'There is not a live performer more instilled with passion, intensity, and provocative intimacy in modern hip-hop or anywhere else in music...'
Evan Dale // Dec 2, 2019
It's almost an hour past the moment when doors were supposed to open when an Escalade pulls up to the Cervantes Otherside Theater. Out of it jumps SAINt JHN’s long frame, his head down, his eyes focused somewhere not in this reality, but in the reality of his music and the upcoming show. It’s either the cold or the crowd that snaps him back into frame for a moment just long enough to flash a smile in the audience’s direction and duck inside for a long overdue sound-check. With that interaction, the line that had been constantly complaining to security, incessantly shivering is quenched.
A half-hour later when everyone is finally filed indoors, the drastic warmth of the venue acts as a blanket. Even in a small brick theater, laden with chandelier lighting and moving with the bass of hip-hop hits sourced from the books of the past decade, a lull steeps the crowd in exhaustion.
SAINt JHN has his work cut out for him. But it doesn’t take long for him to get everyone back on his side.

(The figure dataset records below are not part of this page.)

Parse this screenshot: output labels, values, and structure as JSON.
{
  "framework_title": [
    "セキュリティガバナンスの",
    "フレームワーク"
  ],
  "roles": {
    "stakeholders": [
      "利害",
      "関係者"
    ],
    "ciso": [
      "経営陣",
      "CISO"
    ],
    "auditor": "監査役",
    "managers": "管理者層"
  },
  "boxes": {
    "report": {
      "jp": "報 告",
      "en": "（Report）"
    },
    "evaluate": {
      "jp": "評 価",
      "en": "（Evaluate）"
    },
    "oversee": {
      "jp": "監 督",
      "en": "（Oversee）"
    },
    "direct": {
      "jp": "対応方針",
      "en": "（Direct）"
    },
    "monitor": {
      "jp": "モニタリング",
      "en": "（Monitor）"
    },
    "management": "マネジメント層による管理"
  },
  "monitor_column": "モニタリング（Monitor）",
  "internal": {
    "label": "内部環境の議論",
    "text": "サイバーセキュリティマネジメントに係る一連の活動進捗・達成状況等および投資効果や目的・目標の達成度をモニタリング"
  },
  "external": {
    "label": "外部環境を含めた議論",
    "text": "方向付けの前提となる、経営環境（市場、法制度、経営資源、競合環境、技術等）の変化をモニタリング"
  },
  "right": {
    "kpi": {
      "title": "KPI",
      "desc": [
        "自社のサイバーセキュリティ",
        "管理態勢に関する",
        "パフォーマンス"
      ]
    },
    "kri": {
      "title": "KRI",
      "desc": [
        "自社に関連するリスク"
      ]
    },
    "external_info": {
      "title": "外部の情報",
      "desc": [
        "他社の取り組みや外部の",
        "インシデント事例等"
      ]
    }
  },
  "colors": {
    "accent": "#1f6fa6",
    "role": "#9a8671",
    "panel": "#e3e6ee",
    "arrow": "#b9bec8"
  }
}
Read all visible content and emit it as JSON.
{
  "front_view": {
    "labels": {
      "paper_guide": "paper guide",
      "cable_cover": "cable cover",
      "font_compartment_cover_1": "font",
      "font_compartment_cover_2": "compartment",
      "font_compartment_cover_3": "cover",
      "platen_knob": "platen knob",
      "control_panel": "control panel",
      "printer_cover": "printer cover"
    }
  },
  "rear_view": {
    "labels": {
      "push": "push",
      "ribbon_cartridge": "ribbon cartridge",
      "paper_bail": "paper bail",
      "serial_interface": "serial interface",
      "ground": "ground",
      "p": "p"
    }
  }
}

Crooning into the microphone from some place off stage, he introduces himself with emotionality and perfectly tuned moans that have begun more than a decade’s worth of powerful Kid Cudi performances. And in so many ways, SAINt JHN – as a transcendent leader of an evolving moment in hip-hop history – will come to play a role as instrumental as Cudi already has. His fan base is already invested in their idyllic role model who claims not to be a cult leader. And anyone who’s been to a SAINt JHN show knows that such a clever little gimmick is a hidden-in-plain-sight kind of cover for what’s really going on.
There is not a live performer more instilled with passion, intensity, and provocative intimacy in modern hip-hop or anywhere else in music. SAINt JHN’s recorded work – his albums, his singles, his oft outrageous music videos and social media persona – build a fan base in search for a duality of realities impossible for any single artist to suffice. And yet, SAINt JHN, as a budding hip-hop overlord bubbling over with intensity, mastering a new look for the hyphy rap icon also fancies himself an emotionally in-touch vocalist, exploring the depth of his lesser-known talents to an extent that shines him under the light of an R&B star. An enigma if ever there was one, transcendent and with boundary.
SAINt JHN is braggadociously ferocious in his self-confidence. His one-off leather motorcycle jacket adorned with his signature caricature and his tour T-shirt with the same markings go missing by the fifth track. And why shouldn’t they? It’s what the audience wants and it’s what SAINt JHN – steeped in his own sweat – needs in order to continue giving the crowd everything he has.
Stripped, dripping he’s a model for his own fashion line – Christian Sex Club – the font of its elastic waistband framed between washboard abs and designer jeans. And in all of that glory, he’s ignorant to the fact that he’s more than himself. Ignorant forever.
He steps offstage and pushes his way through an admiring crowd. Pulling himself up on a bar top on the other end of the venue’s main hall, he gives a new side of his audience their own front row seats. He’s a man of the people. He feels the energy in the room, but it’s not enough for him. His intensity and ability to connect with every individual in his audience is what turns it up the next notch. A few tracks later – some taken from his 2018 debut album of high-energy hip-hop anthems, Collection One; others taken from his 2019 sophomore project of hip-hop adjacent R&B explorations, Ghetto Lenny’s Love Songs – he works his way back stageward.
Nearly 90 minutes from the moment he took stage, he urges the crowd to finally ‘turn the fuck up’ but finds himself unremittingly annoyed by an attention hungry fuccboi in the front row. In it, he sees a teachable moment for the young fan, for the intense crowd, and for himself as counselor – as leader of his emerging cult. Something like this addresses the audience:
‘Regardless of if everyone in this room became a fan of me a with 'Collection One' or with my new shit, we all came here for the same reason tonight. So, don’t fuck that up for me – don’t fuck that up for anyone in this room. Now let’s turn the fuck up for real.’
Again, he pulls himself off stage with a powerful hand on the young fuccboi’s shoulder, escorts him to the center of the crowd, instructs everyone around him to ‘open this shit up’, and starts a mosh pit. With himself at the center of it, there's again a feeling of solidarity, relatability, and collectivity. The cult knows its leader, and the leader knows what everyone in the room – including himself – wants not only from a hip-hop show, but from a SAINt JHN show in particular.
By the time he plays Trap for a third time, he’s back on stage, but never has an artist been closer to their crowd. And in that moment where he finally has everyone at his level – at his will – he says his thanks, disappears from view, and heads to take over the next city.